Et au futur ?  Si l’on pouvait se projeter en avant, avec nos présupposés actuels  d’élèves sur  ce que peut être ce « niveau-là », il y aurait peut-être bien cette petite chanson  qui me trotte dans la tête de Jean Gabin, Je sais. [Vous  vous en souvenez ?] et qui disait quelque chose comme « à 20 ans, je savais tout, j’avais tout compris et… à 30 ; ça y est, je sais…  à 40,….à  50 ans…   et aujourd’hui, je sais que je ne sais rien, mais ça au moins, je le sais. » Ce qui est déjà en soi, le signe d’une pratique bien conduite. Pensez à nous, Honorables Anciens, avec la même bonté et compassion … à nous tou(te)s, ces élèves qui, sur la longue route martiale, continuons à pédaler… à pédaler … à pédaler… avec nos croyances, nos certitudes, nos illusions, nos erreurs, nos faux-pas…notre spontanéité aussi, nos (brefs) instants de lucidité, qui retombent dans la facilité, les mauvaises techniques, les nouveaux départs. Vos paroles sont précieuses. Dans la nuit, elles éclairent notre lanterne, guident nos pas sur la voie… D’autant que vos parcours sont singuliers et témoignent d’un engagement sans faille dans l’Aïkibudo.

 

 Le passé… Imaginez un saut dans le passé de « 40, 46, 50 années de ceinture noire »…

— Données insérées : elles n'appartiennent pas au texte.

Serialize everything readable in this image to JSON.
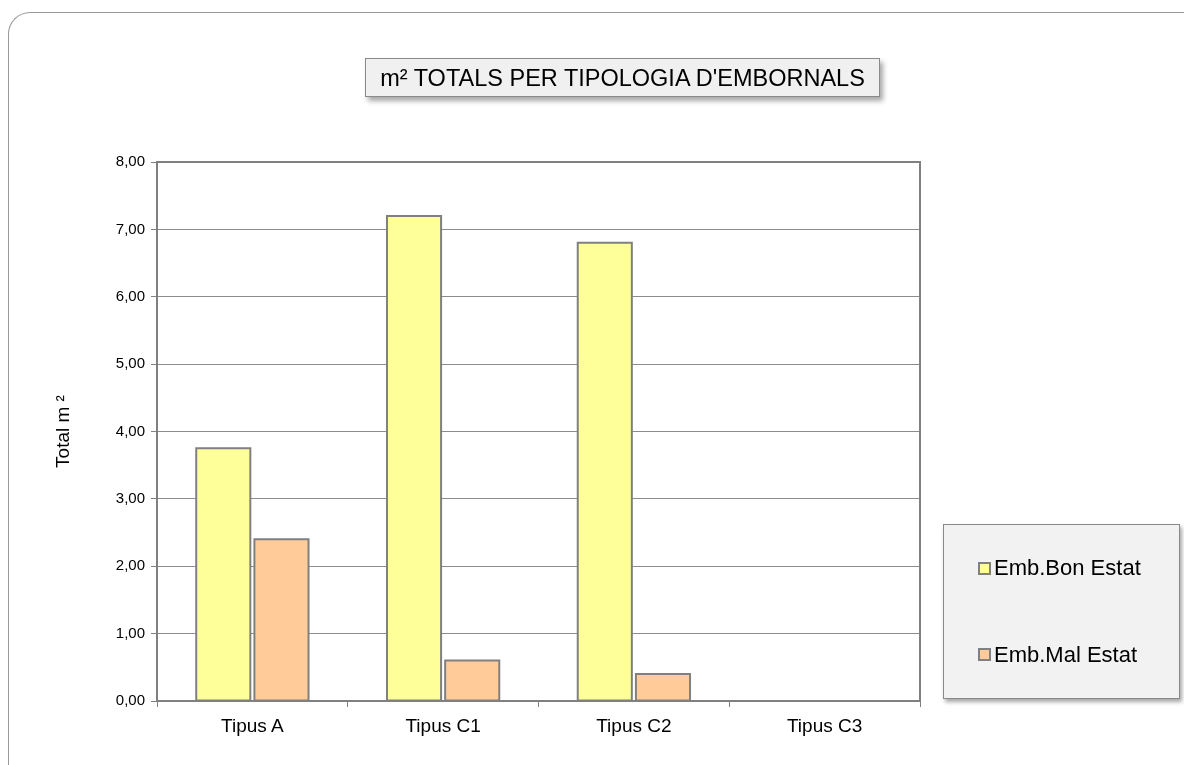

- on prendrait sans hésiter la machine à remonter le temps avec vous,  avec un billet pour le Dôjô de Me Minoru MOCHIZUKI …

 

L’Aïkibudo des origines : les aventuriers d’un autre monde.

- Mais comment peut-on imaginer aujourd’hui ce que vous avez connu, ce Japon des années 50-60, très peu fréquenté par les étrangers – en dehors des forces américaines, et aussi quelques rares pionniers français qui comme vous, sont partis en quête de ces techniques martiales mystérieuses ? A l’heure 2009 de la mondialisation et de l’uniformisation des pratiques culturelles, du jeunisme, du téléphone portable (qui sonne dans les « Clubs ») et de la révolution numérique (vous saurez-tout-sur-internet-com),  du sport de masse et de la consommation, a-t-on encore une chance de percevoir cette atmosphère des origines, de partager cette même émulation, les hivers de froidure et de courants d’air dans le vieux club de Shizuoka ;  de goûter à pareille source vive ? Je n’en suis pas si sûre…Les Maîtres se font  rares, et ceux de « l’ombre » sont bien cachés. Le pire, pour nous, c’est peut-être de passer à côté sans les voir… perdus que nous sommes dans la course au temps et à  l’échalote…

 

Merci de nous offrir encore et pour longtemps plus que de simples lieux d’entraînement, ces havres de paix et de recherche tant martiale que spirituelle que sont les vrais Dôjôs, ces précieuses techniques de l’Aïkibudo, qui font partie du patrimoine vivant de l’humanité.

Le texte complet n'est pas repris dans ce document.